On Monday, Felicia walked into the Computer Services suite and asked to speak to whoever was in charge of maintaining the school’s website. She was directed to Mr. Patterson’s office, where she took a seat and explained in a calm, level voice the troubles she had had with her screen reader and the disrespectful, dismissive email she had received about their “software issues.”

“I understand your concern, miss,” Mr. Patterson said, “but I have no control over how our new software works.”

Felicia folded her hands over her cane. Her memory of flying down the road without anything to regulate her flashed through her senses, making her skin tingle. “With all due respect, sir,” she said, keeping her voice level, “your blatant refusal to assist me is impeding my ability to learn and is thus in violation of both state and federal disability laws. I admit that I’m no computer expert, but I know that there is some way to solve my problem that you are refusing to offer. And if you continue to refuse to assist me, I will have no other choice but to arrange a lawsuit. Good day.” She stood up and turned towards the door.

“A… lawsuit?” Mr. Patterson asked. “Miss, surely there’s some other way we can handle this.”

Felicia turned back towards the desk, grateful that her sunglasses didn’t make it obvious that she couldn’t make direct eye contact unless she got lucky. “As I said, I’m not a computer expert, so unless you have something in mind…”

“I’ll contact the software publishers,” Mr. Patterson said.
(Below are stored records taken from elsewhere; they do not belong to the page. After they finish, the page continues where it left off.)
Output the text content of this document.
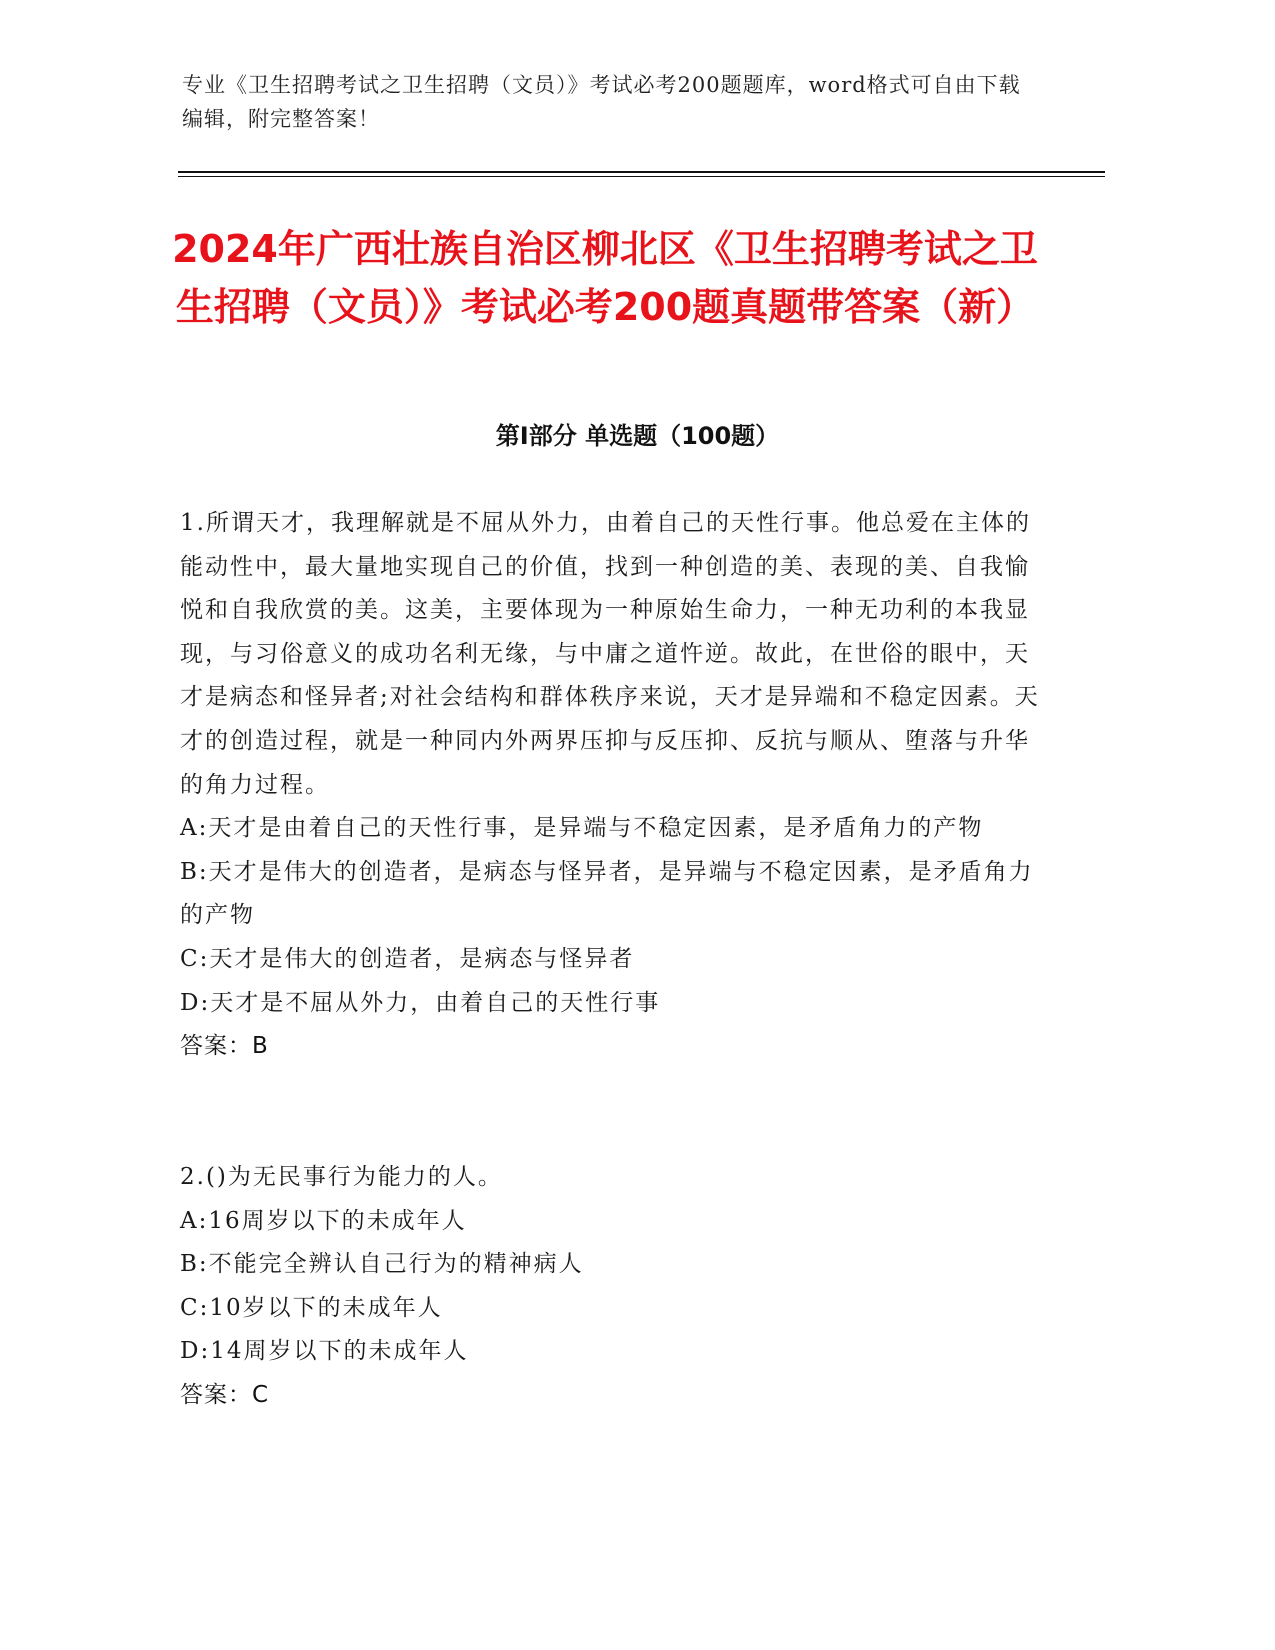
专业《卫生招聘考试之卫生招聘（文员）》考试必考200题题库，word格式可自由下载编辑，附完整答案！
2024年广西壮族自治区柳北区《卫生招聘考试之卫生招聘（文员）》考试必考200题真题带答案（新）
第I部分 单选题（100题）

1.所谓天才，我理解就是不屈从外力，由着自己的天性行事。他总爱在主体的能动性中，最大量地实现自己的价值，找到一种创造的美、表现的美、自我愉悦和自我欣赏的美。这美，主要体现为一种原始生命力，一种无功利的本我显现，与习俗意义的成功名利无缘，与中庸之道忤逆。故此，在世俗的眼中，天才是病态和怪异者;对社会结构和群体秩序来说，天才是异端和不稳定因素。天才的创造过程，就是一种同内外两界压抑与反压抑、反抗与顺从、堕落与升华的角力过程。

A:天才是由着自己的天性行事，是异端与不稳定因素，是矛盾角力的产物

B:天才是伟大的创造者，是病态与怪异者，是异端与不稳定因素，是矛盾角力的产物

C:天才是伟大的创造者，是病态与怪异者

D:天才是不屈从外力，由着自己的天性行事

答案：B

2.()为无民事行为能力的人。

A:16周岁以下的未成年人

B:不能完全辨认自己行为的精神病人

C:10岁以下的未成年人

D:14周岁以下的未成年人

答案：C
Felicia’s expression didn’t change. “And—And I’ll have the changes to the website reverted until they’re screen reader compatible.”

Felicia smiled and walked to the desk. “Thank you very much, sir.” She extended her hand, which Mr. Patterson shook harder than necessary, and walked back out into the hallway.

The whole thing had been a huge bluff, of course. Felicia couldn’t afford to hire a good lawyer—the only reason she knew that a lawsuit threat would work was because the school had been sued earlier in the semester when the photographer of an image on the website’s front page had filed a copyright infringement suit. She figured that Mr. Patterson hadn’t wanted to deal with more legal issues so soon, and she had been right. Her screen reader worked on the school’s websites again that night.

“You finally got them to fix it?” Anna asked when she saw the change. “Good. Their new website was ugly, anyway. How’d you do it?”

“It just took a little persistence,” Felicia said. She smiled to herself. There wasn’t any need to tell Anna the real reason it had been fixed, was there?